In recent days, the pain at the pump has certainly eased on the West Coast. Average gasoline prices in California, Oregon, and Washington are down 10c/gal in the last week- great news for motorists there.

Meanwhile, taking a trip up Route 66 would yield rising prices near the end of the road in Chicago, IL, and the rest of Great Lakes states where wholesale costs are at their highest since April 23, as Marathon's Wood River, IL refinery outside St. Louis, performs maintenance earlier than expected. Another issue at a Marathon facility in Kentucky on June 4 may also be playing a role, as a failed pump resulted in a partial shut down of that Marathon facility.

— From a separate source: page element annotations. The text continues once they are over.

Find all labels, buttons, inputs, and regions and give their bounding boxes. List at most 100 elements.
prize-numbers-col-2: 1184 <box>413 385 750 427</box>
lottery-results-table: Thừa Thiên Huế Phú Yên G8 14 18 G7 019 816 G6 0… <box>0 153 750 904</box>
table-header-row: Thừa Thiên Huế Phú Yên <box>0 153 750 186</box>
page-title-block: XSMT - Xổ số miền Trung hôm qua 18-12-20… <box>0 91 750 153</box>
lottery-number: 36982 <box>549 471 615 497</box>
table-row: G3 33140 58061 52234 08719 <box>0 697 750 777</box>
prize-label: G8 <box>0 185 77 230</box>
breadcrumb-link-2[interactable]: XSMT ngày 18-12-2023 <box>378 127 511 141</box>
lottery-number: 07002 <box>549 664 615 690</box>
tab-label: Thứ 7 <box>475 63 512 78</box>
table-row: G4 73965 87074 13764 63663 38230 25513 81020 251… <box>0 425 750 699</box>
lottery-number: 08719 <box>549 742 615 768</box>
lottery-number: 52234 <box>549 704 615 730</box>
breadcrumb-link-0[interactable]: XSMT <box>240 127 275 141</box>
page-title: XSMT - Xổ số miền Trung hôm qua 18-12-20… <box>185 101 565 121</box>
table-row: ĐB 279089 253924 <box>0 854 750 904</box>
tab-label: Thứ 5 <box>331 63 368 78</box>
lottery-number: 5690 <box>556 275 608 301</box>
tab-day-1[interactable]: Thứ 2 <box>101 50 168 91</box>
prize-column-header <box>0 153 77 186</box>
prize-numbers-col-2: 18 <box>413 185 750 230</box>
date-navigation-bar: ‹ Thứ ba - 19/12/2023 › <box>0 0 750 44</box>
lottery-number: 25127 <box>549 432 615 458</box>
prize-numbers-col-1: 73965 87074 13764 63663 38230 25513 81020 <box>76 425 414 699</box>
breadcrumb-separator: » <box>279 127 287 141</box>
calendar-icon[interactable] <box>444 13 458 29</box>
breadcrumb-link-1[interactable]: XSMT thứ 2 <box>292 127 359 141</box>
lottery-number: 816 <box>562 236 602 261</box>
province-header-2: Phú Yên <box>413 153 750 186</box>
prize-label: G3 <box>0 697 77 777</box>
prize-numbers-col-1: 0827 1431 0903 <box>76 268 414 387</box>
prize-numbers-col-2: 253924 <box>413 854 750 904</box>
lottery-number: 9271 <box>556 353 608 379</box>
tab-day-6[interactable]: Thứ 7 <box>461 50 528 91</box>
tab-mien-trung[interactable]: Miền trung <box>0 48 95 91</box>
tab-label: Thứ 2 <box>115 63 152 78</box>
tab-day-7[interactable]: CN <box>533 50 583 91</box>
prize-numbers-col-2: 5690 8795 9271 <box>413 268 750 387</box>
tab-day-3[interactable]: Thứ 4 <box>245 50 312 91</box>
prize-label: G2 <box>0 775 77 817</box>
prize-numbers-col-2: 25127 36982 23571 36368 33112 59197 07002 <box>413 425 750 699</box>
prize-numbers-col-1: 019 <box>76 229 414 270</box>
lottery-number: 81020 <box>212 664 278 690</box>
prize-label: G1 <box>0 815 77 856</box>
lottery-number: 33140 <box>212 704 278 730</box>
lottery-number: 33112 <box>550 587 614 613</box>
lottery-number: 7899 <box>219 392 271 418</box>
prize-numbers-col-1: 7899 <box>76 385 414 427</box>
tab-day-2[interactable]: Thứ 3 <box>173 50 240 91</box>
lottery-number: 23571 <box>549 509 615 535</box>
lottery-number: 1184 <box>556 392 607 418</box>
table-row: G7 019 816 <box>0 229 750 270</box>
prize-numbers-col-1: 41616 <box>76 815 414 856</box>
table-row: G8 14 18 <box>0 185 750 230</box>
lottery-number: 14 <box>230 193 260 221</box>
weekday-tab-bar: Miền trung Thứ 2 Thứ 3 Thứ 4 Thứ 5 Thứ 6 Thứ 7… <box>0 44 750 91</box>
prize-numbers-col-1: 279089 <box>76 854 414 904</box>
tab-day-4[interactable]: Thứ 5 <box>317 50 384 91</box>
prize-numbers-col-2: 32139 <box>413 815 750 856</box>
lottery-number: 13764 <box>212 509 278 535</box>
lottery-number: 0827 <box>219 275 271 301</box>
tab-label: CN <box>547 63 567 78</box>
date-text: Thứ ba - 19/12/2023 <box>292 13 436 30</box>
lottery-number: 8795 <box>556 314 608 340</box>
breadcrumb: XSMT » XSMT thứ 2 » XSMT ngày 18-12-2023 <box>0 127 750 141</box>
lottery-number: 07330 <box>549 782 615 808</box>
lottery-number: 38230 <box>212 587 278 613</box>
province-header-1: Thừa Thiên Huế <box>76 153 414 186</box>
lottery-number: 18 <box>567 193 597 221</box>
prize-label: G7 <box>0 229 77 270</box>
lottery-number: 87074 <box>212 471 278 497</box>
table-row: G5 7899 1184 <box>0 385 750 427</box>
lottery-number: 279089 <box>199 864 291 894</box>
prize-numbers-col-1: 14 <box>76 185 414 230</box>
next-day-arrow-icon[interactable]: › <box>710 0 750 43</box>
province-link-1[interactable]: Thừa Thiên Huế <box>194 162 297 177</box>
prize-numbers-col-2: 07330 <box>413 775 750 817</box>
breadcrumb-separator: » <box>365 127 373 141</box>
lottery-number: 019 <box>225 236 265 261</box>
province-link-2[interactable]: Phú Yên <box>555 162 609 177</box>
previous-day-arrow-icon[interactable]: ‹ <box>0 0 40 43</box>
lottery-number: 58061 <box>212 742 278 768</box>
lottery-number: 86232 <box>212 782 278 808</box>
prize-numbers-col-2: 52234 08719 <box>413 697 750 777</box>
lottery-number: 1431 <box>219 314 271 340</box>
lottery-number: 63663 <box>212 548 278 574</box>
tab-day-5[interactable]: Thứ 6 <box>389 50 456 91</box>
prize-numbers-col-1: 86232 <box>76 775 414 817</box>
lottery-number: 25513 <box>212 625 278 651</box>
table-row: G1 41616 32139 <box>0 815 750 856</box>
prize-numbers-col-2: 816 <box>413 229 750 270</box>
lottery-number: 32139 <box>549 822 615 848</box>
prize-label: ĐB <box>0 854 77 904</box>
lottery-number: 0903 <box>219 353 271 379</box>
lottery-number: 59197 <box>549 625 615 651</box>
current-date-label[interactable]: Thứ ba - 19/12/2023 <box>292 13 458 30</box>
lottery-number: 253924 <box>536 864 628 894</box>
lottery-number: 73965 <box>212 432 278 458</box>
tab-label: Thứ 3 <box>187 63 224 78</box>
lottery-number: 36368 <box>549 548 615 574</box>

In the latest EIA report, Midwest gasoline inventories also posted a drop, also a contributing factor to the higher prices. At press time, prices were beginning to spike in Michigan to $3.89, Indiana saw increases to $3.85, while Ohio saw prices jump to $3.79. Areas of Illinois, Wisconsin, and Missouri may also see prices jump for the aforementioned reasons.

Wholesale gasoline prices, the price that a gas station pays for its gasoline excluding taxes and freight, was twenty five cents per gallon higher than the next lowest region, and stood 38c/gal higher than the average wholesale cost across the nation. Surprisingly, the West Coast now boasts of some of the cheapest wholesale gasoline prices, coming just shortly after BP's Cherry Point, WA refinery came back online. This shows how important operating refineries are in the summer months, and again begs the question why Marathon would perform maintenance in the heart of peak driving season.